Eine Entscheidung über den definitiven Kandidatenstatus für Kiew und Chișinău ist das freilich noch nicht. Das letzte Wort in dieser Sache haben die Staats- und Regierungschefs der bestehenden Mitgliedsstaaten, die nächste Woche bei einem EU-Gipfel darüber beraten werden. Mehrere wichtige Vertreter haben ihre Meinung jedoch bereits am Donnerstag öffentlichkeitswirksam zum Ausdruck gebracht: Im Rahmen eines gemeinsamen Besuchs in Kiew sprachen sich der deutsche Bundeskanzler Olaf Scholz, Frankreichs Präsident Emmanuel Macron, Italiens Premierminister Mario Draghi und der rumänische Staatschef Klaus Iohannis dafür aus, der Ukraine und Moldau den Kandidatenstatus zu verleihen.

Weiterer Reformbedarf

Dasselbe tat dann auch EU-Kommissionspräsidentin Ursula von der Leyen, als sie am Freitagmittag vor die Presse trat: "Die Ukraine hat deutlich ihren Wunsch und ihre Entschlossenheit gezeigt, europäische Werte und Standards zu erfüllen", erklärte sie. Bereits in den vergangenen Jahren sei das Land immer näher an die EU gerückt, habe eine gut funktionierende Verwaltung sowie ein faires und freies Wahlsystem. In anderen Bereichen sei freilich noch viel zu tun, etwa bei der Reform des Justizwesens.

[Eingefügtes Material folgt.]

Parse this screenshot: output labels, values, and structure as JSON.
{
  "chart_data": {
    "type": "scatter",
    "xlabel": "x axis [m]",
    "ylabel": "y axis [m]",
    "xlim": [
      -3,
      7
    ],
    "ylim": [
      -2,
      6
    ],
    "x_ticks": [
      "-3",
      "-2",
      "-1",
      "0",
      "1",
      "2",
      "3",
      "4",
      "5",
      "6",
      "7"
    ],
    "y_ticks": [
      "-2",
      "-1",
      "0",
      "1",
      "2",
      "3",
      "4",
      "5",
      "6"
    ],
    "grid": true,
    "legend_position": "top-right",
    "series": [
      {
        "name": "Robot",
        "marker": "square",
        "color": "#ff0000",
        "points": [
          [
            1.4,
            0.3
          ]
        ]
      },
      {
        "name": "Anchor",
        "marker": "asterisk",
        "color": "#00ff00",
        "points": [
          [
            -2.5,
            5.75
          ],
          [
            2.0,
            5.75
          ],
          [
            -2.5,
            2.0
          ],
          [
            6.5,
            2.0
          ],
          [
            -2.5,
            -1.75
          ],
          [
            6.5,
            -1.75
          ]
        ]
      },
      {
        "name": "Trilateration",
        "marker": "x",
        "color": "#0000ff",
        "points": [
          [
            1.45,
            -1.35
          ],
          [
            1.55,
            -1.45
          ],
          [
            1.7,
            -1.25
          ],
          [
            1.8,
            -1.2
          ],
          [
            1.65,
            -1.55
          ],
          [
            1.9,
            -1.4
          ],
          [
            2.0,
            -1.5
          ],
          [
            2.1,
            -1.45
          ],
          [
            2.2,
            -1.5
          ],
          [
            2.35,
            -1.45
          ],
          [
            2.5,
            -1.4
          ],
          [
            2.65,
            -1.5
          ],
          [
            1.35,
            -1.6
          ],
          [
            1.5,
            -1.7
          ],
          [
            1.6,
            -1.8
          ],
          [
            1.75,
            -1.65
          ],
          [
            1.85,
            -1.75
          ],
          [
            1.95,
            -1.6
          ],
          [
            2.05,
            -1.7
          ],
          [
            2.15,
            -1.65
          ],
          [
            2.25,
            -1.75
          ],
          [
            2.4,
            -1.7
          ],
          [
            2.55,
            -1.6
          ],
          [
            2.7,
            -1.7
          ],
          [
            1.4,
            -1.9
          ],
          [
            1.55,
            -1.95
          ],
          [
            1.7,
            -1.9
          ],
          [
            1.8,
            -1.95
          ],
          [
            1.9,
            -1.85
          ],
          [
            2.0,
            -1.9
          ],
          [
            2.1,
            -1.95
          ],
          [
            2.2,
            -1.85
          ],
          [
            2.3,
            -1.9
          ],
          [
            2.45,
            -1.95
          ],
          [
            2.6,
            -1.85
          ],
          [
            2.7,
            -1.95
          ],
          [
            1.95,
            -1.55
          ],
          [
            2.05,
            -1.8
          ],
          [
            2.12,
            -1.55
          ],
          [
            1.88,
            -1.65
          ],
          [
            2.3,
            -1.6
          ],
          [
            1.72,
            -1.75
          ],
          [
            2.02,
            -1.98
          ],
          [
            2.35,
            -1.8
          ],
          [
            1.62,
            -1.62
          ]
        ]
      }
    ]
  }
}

Ähnlich beurteilte sie die Lage in Moldau. In Georgien wiederum sei der Reformbedarf höher, deshalb empfiehlt die Kommission derzeit keinen Kandidatenstatus.

In allen drei Staaten gibt es abtrünnige Regionen, in denen prorussische De-facto-Regimes das Sagen haben: In der Ukraine sind das seit 2014 die selbsternannten "Volksrepubliken" Donzek und Luhansk. In Moldau ist es Transnistrien, in Georgien wiederum entziehen sich Abchasien und Südossetien der Zentralregierung in Tiflis.

Von der Leyen vermied es auch nicht, die Bezüge zum russischen Angriff auf die Ukraine offen anzusprechen: "Die Ukrainer sind bereit, für die europäische Perspektive zu sterben", sagte sie. Nun wolle man es ihnen ermöglichen, den europäischen Traum zu leben. Der ukrainische Präsident Wolodymyr Selenskyj zeigte sich am Freitag dankbar für die Empfehlung und sprach von einer "historischen Entscheidung".

Moskau reagierte mit dem Vorwurf, die EU würde Kiew "manipulieren": Die Zusicherungen an die Ukraine seien eine "verlogene Botschaft, die in der Praxis nichts Gutes bringt", sagte die Sprecherin des russischen Außenministeriums.

Warnung vor "Tunnelblick"

Österreichs Außenminister Alexander Schallenberg wies am Freitag per Aussendung darauf hin, dass der Kandidatenstatus keinen sofortigen Beginn von Beitrittsverhandlungen bedeute. Dass die Empfehlung an Reformen bei Korruptionsbekämpfung oder Justiz geknüpft sei, sei eine "vernünftige Herangehensweise", so Schallenberg.

Er warnte aber vor einem "geostrategischen Tunnelblick" und forderte Verantwortung gegenüber den Staaten des Westbalkans, die teils schon seit Jahren Beitrittskandidaten seien. Auch Europaministerin Karoline Edtstadler will keine "Doppelstandards". (Gerald Schubert, 17.6.2022)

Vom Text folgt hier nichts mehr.